I was working on this double sum, which I found somewhere on the Internet.
$$\sum_{n=1}^{\infty}\sum_{k=1}^{2n}\frac{(-1)^{n+1}(2\pi)^{2n}}{(2n-k+1)!}\left(\frac{1}{2\pi i}\right)^k$$
I did some manipulations, some simplifications and ended with this.
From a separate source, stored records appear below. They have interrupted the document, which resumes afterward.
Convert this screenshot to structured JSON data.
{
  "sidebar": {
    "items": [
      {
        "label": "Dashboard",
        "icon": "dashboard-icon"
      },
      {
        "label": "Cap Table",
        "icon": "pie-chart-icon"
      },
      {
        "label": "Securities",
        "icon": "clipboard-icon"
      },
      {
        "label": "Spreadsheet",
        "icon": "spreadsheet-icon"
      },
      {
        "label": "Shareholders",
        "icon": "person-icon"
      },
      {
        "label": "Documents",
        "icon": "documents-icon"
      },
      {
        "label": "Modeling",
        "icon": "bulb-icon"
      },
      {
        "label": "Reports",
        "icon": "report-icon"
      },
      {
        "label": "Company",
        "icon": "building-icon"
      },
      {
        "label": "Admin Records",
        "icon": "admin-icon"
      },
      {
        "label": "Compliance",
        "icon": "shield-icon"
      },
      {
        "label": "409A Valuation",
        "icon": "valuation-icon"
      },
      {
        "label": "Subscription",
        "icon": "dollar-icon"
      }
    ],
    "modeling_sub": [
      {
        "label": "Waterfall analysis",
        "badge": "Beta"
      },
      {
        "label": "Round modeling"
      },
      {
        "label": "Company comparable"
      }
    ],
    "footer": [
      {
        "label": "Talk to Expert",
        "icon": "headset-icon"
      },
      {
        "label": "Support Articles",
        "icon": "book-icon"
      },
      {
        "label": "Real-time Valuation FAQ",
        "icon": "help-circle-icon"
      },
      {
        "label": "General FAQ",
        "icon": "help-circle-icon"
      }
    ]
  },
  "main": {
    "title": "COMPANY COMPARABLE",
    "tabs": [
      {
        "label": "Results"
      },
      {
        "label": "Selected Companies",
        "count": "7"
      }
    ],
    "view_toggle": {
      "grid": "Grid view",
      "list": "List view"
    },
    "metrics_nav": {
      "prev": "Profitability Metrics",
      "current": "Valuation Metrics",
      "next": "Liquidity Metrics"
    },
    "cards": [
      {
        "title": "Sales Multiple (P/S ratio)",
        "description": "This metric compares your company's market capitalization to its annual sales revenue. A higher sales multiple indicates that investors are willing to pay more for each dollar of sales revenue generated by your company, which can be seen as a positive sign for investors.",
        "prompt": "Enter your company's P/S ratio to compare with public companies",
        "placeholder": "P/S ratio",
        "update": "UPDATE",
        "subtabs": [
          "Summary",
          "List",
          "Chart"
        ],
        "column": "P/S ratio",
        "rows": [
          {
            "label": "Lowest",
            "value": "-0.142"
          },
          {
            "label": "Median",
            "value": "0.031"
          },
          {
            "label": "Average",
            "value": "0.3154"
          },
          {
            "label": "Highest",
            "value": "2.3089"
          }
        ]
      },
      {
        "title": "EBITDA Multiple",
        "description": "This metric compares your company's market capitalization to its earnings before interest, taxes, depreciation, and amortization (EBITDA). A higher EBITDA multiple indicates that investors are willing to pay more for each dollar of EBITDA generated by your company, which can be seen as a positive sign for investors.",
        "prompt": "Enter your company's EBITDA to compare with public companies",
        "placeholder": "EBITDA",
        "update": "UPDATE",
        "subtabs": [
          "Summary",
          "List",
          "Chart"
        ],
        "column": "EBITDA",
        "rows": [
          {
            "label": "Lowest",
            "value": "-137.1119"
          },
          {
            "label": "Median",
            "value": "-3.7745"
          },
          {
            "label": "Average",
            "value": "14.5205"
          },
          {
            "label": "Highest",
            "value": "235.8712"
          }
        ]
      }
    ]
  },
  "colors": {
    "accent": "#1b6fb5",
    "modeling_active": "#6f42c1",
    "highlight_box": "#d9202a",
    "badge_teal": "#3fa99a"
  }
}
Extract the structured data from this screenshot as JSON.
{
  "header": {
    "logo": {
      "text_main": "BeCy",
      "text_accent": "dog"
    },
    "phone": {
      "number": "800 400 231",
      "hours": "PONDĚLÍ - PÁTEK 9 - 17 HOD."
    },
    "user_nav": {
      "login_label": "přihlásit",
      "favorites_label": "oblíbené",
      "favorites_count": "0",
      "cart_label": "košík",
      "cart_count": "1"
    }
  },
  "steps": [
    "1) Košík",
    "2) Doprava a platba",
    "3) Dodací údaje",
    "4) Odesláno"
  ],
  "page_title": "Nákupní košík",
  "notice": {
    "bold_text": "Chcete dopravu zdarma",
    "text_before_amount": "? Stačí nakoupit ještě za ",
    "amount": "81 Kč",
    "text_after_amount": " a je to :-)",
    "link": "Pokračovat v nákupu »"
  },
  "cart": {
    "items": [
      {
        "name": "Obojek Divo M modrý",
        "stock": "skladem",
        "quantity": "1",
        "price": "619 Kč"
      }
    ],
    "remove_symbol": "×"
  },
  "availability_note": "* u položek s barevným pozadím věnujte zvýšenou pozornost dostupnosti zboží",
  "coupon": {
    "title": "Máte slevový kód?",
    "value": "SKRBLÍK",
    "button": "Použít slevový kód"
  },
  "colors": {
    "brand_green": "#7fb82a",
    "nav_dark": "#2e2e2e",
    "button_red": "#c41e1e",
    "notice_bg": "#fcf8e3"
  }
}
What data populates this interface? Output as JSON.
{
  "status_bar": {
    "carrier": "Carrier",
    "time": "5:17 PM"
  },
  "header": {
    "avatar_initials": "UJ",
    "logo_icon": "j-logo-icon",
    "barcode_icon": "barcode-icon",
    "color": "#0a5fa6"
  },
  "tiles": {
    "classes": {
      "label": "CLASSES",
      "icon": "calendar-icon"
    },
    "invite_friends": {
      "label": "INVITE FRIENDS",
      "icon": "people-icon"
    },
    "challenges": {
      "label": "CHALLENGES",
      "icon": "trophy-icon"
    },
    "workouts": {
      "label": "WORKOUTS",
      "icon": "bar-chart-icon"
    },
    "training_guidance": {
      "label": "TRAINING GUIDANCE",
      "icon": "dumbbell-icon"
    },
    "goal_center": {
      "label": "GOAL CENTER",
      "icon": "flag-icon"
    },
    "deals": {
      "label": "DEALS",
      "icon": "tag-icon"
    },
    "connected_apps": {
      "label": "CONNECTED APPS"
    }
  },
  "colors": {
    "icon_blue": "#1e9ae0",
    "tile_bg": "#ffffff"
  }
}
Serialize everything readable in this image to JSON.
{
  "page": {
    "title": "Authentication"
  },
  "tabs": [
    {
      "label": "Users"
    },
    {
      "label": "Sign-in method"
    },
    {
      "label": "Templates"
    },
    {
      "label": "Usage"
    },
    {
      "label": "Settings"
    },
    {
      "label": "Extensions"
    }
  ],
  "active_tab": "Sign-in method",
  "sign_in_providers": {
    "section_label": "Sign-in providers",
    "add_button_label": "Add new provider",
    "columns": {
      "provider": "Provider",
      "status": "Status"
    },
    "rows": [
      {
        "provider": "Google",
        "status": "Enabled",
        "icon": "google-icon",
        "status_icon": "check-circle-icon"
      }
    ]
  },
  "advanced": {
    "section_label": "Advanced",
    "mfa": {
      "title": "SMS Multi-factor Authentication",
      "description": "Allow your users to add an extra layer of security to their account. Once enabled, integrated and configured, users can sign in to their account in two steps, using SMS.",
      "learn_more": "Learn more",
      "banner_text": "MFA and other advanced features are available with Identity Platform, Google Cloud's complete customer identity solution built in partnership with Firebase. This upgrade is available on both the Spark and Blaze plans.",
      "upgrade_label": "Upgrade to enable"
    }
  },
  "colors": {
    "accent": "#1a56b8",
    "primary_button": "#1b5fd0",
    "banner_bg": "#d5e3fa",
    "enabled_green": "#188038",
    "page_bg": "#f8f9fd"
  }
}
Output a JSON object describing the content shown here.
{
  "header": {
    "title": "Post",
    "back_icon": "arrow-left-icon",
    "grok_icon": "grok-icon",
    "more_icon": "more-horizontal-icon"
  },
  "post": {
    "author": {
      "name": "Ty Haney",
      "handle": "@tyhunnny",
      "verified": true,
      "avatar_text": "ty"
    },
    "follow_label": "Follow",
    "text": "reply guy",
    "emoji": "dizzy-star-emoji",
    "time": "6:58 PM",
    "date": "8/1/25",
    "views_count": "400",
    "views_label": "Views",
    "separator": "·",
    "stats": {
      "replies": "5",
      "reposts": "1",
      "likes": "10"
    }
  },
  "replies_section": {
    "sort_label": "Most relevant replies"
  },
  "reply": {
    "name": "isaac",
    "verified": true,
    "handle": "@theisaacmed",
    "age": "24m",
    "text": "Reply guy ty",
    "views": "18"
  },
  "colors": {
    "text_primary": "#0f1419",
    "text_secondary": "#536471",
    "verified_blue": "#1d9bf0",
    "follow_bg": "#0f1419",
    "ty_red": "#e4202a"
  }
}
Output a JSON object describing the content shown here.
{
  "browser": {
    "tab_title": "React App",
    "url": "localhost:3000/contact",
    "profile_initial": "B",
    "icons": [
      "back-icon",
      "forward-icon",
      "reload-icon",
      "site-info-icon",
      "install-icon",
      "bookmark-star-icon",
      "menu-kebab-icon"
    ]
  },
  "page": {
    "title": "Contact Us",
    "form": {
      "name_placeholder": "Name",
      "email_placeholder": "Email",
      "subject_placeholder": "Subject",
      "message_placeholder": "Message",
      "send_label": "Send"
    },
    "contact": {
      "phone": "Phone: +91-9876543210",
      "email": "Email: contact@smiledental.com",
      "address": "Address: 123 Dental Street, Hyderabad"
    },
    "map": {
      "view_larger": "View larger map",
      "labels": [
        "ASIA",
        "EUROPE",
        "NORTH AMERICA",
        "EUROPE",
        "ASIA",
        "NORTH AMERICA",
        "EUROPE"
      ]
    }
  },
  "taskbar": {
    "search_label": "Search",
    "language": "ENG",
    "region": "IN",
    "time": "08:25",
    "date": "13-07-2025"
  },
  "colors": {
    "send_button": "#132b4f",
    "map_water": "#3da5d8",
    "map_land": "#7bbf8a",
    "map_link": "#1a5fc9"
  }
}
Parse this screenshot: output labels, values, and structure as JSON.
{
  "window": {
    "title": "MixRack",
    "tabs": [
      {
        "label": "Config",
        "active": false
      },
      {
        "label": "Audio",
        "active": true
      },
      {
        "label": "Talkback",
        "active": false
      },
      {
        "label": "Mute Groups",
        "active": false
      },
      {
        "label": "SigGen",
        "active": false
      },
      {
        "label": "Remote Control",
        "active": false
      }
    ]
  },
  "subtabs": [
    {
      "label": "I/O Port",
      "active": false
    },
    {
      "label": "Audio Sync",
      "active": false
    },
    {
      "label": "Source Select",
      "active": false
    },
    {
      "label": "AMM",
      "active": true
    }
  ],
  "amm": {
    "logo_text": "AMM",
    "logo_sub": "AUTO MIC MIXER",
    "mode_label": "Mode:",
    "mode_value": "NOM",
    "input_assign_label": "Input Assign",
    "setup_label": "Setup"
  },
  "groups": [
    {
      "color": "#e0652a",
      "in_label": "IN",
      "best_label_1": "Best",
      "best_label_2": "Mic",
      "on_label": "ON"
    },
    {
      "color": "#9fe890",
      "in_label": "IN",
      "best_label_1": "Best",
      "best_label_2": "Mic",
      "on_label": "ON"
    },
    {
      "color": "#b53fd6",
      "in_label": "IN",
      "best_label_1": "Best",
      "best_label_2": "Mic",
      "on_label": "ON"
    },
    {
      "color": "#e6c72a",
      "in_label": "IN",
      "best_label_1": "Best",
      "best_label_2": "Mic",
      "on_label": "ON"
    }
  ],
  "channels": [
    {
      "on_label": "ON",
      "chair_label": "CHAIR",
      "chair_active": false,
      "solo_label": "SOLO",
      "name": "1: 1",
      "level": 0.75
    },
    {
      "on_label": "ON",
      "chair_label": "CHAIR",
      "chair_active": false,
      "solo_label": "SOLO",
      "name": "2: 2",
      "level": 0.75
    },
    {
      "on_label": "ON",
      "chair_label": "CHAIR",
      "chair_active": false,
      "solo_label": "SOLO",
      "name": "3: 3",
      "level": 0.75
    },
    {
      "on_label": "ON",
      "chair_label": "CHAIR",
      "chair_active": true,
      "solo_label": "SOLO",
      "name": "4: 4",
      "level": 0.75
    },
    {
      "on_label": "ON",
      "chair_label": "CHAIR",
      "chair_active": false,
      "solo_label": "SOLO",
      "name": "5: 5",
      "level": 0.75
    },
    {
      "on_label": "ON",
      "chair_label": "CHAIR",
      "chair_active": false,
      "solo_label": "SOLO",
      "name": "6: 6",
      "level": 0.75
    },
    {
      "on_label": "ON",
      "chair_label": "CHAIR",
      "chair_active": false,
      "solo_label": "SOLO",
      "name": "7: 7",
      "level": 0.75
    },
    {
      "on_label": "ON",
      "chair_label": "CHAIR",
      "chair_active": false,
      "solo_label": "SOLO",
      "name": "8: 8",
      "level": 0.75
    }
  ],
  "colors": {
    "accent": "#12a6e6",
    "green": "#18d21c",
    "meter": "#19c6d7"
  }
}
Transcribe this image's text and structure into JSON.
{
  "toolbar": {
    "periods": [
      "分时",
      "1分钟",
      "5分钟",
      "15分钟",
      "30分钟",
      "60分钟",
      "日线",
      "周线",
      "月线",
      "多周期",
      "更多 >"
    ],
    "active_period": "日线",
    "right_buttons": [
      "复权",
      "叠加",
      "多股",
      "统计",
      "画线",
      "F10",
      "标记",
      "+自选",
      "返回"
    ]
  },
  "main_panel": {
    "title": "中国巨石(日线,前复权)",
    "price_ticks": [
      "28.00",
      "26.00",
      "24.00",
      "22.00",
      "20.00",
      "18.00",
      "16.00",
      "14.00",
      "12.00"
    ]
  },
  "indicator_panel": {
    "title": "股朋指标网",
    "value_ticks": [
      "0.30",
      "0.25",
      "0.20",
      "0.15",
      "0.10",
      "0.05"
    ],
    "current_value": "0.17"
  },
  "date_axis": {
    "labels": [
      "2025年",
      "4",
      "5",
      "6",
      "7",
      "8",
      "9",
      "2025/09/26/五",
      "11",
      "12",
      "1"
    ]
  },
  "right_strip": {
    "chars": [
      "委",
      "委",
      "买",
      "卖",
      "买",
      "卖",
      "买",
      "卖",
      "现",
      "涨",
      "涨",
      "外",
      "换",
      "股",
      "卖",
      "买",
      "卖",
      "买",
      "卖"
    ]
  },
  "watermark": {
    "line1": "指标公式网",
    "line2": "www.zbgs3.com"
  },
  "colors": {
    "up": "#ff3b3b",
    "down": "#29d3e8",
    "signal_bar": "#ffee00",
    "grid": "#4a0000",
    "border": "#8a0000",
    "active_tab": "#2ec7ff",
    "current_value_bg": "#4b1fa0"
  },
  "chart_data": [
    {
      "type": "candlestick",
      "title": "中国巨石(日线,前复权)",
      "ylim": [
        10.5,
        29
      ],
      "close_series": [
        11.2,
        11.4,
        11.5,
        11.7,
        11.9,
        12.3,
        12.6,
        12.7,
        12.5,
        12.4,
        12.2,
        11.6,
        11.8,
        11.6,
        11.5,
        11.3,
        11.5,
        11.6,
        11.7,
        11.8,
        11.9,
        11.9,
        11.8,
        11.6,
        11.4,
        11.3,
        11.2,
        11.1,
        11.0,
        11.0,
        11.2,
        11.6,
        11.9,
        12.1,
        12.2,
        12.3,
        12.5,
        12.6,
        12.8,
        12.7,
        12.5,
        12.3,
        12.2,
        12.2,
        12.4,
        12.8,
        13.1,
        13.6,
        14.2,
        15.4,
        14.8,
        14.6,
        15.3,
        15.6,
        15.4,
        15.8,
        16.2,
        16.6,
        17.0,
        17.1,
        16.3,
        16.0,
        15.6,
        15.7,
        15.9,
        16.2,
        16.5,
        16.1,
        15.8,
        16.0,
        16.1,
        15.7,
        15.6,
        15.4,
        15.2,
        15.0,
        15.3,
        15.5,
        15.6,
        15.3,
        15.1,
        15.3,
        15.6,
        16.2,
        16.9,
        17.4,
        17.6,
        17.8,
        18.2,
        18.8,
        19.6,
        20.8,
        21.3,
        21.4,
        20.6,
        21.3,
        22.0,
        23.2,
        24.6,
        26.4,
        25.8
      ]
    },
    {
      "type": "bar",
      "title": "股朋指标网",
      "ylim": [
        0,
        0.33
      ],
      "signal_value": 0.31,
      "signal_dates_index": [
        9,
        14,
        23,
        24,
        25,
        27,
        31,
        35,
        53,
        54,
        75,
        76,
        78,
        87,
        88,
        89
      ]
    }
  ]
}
$$\dfrac{1}{2\pi i}\sum_{n=1}^{\infty}\left(\frac{\Gamma(2n,-2\pi i)} {\Gamma(2n)}-1\right)$$
Using Wolfram|Alpha, I found that this sum converges really fast, so I tried truncating the sum, but it didn't work out as I wasn't able to get a closed form solution for the sum. I also tried approximating using integral, and ended with this
$$-\int_1^{\infty} \frac{\gamma(2n,-2\pi i)}{\Gamma(2n)}\ \! \mathrm dn $$
This can be further re-written using the power series representation of lower incomplete gamma function.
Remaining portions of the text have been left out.